Zur Befreiung der Frau gehört ihre wirtschaftliche Unabhängigkeit. Kongreya Star fördert die Gründung von Frauen-Genossenschaften, um die traditionellen Abhängigkeitsverhältnisse von Ehepartner und Familie zu durchbrechen und die Frauen auf eigene ökonomische Füße zu stellen. Diesen Start-Up-Unternehmen stellt die Selbstverwaltung Gebäude, Grundstücke oder Ackerböden aus vormals staatlichem Besitz zur Verfügung. Die Genossenschaftlerinnen zahlen jeweils den gleichen Grundbeitrag ein. Mindestens ebenbürtig mit dem wirtschaftlichen Erfolg ist die Stärkung des individuellen Selbstbewusstseins und des kommunitären Gemeinschaftsgeistes: „Unser Ziel ist es, das kommunale Leben auf die gesamte Gesellschaft auszuweiten und die Wirtschaft der Region zu stärken. Wir wollen keinen Profit machen, im Gegenteil, wir wollen diese um Profit kreisende Mentalität vernichten“ sagt Armanc Mihemed aus der Leitung des Komitees für Frauenökonomie.

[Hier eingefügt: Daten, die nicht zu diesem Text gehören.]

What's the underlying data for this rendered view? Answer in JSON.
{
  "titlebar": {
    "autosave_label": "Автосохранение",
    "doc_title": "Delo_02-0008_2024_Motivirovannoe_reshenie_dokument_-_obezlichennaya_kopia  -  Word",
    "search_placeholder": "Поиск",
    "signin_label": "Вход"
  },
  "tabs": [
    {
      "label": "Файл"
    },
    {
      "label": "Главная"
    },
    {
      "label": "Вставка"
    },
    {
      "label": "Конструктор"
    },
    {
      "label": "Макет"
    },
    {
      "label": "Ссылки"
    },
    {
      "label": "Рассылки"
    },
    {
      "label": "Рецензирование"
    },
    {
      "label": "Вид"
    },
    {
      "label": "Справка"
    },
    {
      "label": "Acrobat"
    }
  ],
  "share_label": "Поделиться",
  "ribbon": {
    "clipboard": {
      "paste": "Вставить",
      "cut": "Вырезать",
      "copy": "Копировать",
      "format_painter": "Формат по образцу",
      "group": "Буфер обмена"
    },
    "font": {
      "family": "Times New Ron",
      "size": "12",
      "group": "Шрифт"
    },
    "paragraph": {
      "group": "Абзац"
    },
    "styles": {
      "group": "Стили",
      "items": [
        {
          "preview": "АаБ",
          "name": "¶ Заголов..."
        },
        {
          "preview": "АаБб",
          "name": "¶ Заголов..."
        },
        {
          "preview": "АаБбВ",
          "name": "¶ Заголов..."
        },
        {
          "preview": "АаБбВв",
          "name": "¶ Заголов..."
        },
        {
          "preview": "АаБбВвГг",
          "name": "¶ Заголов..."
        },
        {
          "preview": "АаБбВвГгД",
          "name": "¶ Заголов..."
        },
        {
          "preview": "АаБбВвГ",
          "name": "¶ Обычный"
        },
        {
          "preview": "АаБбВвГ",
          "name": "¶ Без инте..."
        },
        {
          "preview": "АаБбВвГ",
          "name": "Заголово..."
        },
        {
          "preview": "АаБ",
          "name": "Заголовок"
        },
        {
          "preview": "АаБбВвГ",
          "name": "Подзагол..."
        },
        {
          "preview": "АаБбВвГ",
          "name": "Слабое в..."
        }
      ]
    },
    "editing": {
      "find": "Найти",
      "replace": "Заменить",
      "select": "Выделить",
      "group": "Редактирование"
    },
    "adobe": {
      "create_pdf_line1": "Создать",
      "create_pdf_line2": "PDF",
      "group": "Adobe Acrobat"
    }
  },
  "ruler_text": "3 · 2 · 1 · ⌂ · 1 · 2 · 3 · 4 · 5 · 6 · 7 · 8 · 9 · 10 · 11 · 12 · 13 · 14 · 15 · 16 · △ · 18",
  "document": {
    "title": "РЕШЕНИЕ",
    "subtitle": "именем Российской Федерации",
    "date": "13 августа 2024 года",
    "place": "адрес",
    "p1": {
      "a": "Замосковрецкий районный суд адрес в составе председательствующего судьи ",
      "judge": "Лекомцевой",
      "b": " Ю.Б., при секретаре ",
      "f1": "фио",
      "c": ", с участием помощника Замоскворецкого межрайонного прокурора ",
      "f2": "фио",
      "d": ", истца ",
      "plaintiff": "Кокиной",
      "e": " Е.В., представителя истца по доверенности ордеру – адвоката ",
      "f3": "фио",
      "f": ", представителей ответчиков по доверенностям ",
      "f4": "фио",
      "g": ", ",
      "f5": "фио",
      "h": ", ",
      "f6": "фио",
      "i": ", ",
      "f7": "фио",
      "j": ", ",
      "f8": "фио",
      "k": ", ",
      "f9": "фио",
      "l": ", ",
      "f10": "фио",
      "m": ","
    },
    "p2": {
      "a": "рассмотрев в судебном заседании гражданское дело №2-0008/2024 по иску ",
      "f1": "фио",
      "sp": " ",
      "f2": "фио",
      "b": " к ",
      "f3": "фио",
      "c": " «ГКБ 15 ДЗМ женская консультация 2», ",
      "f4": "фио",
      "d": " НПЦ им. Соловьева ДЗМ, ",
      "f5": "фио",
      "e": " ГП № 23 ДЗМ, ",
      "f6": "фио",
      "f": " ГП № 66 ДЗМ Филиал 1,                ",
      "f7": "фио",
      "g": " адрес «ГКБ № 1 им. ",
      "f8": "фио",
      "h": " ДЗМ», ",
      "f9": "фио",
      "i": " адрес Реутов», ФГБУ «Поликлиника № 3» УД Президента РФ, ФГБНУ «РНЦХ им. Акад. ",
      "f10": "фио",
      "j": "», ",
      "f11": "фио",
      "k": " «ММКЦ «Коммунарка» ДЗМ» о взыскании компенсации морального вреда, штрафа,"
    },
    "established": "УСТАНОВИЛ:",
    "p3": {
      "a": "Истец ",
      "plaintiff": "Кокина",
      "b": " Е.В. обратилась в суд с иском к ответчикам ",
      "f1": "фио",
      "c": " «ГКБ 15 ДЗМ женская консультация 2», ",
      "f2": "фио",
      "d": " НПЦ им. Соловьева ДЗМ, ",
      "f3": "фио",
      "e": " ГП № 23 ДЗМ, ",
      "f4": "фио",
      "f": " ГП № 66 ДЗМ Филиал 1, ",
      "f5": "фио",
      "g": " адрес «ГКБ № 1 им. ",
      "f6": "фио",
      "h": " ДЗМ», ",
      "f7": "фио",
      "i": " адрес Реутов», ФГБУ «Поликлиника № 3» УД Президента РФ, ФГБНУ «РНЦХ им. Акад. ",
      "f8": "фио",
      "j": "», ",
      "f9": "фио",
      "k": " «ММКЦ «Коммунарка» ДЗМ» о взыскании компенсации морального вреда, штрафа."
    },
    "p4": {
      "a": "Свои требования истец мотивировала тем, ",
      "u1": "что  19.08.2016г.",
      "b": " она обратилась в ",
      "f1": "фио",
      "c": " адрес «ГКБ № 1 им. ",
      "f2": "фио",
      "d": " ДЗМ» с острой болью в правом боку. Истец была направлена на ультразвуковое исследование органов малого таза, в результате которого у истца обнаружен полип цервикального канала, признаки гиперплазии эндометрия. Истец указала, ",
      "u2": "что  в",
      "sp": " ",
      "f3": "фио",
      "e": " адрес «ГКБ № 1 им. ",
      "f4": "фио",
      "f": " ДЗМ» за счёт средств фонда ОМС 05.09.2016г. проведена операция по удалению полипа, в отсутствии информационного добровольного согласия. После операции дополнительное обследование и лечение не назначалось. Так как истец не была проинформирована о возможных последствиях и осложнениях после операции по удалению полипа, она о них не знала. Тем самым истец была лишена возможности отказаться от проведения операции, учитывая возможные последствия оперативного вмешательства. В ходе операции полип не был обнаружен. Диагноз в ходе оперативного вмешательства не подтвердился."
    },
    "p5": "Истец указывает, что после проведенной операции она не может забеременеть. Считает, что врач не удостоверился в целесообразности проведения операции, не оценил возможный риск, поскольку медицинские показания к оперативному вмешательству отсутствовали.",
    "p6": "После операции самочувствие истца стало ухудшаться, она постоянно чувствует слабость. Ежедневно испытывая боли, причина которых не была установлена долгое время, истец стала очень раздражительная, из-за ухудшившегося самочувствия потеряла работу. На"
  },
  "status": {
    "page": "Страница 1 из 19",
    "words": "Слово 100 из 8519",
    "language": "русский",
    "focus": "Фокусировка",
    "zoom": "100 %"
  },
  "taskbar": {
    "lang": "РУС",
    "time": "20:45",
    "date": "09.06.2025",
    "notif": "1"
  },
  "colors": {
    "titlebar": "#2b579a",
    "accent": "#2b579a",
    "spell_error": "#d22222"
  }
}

Dabei knüpfen die Frauen durchaus an Erfahrungen aus der traditionell bäuerlichen Gesellschaft an: „Früher hat die Frau in der Landwirtschaft gearbeitet und war am Bau der Häuser beteiligt wie in vielen anderen Bereichen. Daran möchten wir anknüpfen und unsere materielle Unabhängigkeit wieder in die eigene Hand nehmen. Wenn Du deinen Mann um Geld bittest, ist das beleidigend für dich selbst. Aber wenn du rausgehst, arbeitest und selbst verdienst, egal wie viel, dann bist du selbstständig und kannst froh sein“ sagt die Genossenschaftlerin Felek Mihemed aus Amude. Aus dem Haus zu kommen, ist ein zentrales Motiv. Seit 2011 bauen die Frauenzentren Frauenakademien und ein Netzwerk lokaler Diskussionsgruppen auf. Es werden Diskussionen zu Themenfeldern wie Frauen und Sozialwissenschaften, Frauen und Ökonomie, Frauen und Geschichte, Frauen und Politik, Frauen und Demographie sowie weiblicher Ethik und Ästhetik geführt. Dabei ist der Leitgedanke, „Wissen und Wissenschaft nicht aus dem sozialen Feld herauszulösen, nicht zu elitisieren, sie nicht zur Basis der Macht zu machen und die gesellschaftlichen Beziehungen stets stark zu erhalten.“ (2)

III.

Die Frauen in Rojava haben eine neue Wissenschaft gegründet: Jineologie, Frauenwissenschaft. Jin ist kurdisch und bedeutet „Frau“, Logie stammt von dem griechischen Begriff für Wissenschaft ab. Es handelt sich um eine prozesshafte Wissenschaft, die sich theoretisch und praktisch äußert. Das Besondere daran ist, dass sich die Theorie unmittelbar in der Praxis äußert und die Praxis unmittelbar die Theorie beeinflusst. Gesellschaftstheoretische Erkenntnisse der Jineologie werden in der Praxis erprobt, und die sich aus der praktischen Anwendung ergebenden Fragestellungen werden in die Theorie zurückgespiegelt. Denn die Jineologie hat den Anspruch, keine Elfenbeinturm-Wissenschaft zu sein, sondern grundlegend und unmittelbar die Lebensverhältnisse der Frauen zu verändern. Sie geht hinaus in die Gesellschaft und konfrontiert sich mit der Lebenswirklichkeit von Frauen, die von den konservativen Vorstellungen einer patriarchalischen Stammes-gesellschaft geprägt ist: Was bedeutet es für eine Frau in mittleren Jahren aus bäuerlichen Verhältnissen mit mangelhafter Schulbildung, an einem zweiwöchigen Einstiegs-Seminar für Jineologie teilzunehmen? Da wird ihre ganze bisherige Welt auf den Kopf gestellt. Angefangen damit, dass ihr Haushalt ohne sie zwei Wochen weiterlaufen muss. Wie denken ihr Mann, ihre Familie darüber, dass sie sich ohne männliche Begleitung oder genauer gesagt ohne männliche Kontrolle wenn auch zeitlich begrenzt in ein Umfeld jenseits der Familie und der Stammeszugehörigkeit begibt?  Was denken ihr Mann, ihr Vater, ihre Brüder, ihre Familie, ihr Clan, wenn sie sich die Freiheit nimmt, sich weiterzubilden und dadurch die bestehenden Machtverhältnisse im konkreten Alltag zu hinterfragen?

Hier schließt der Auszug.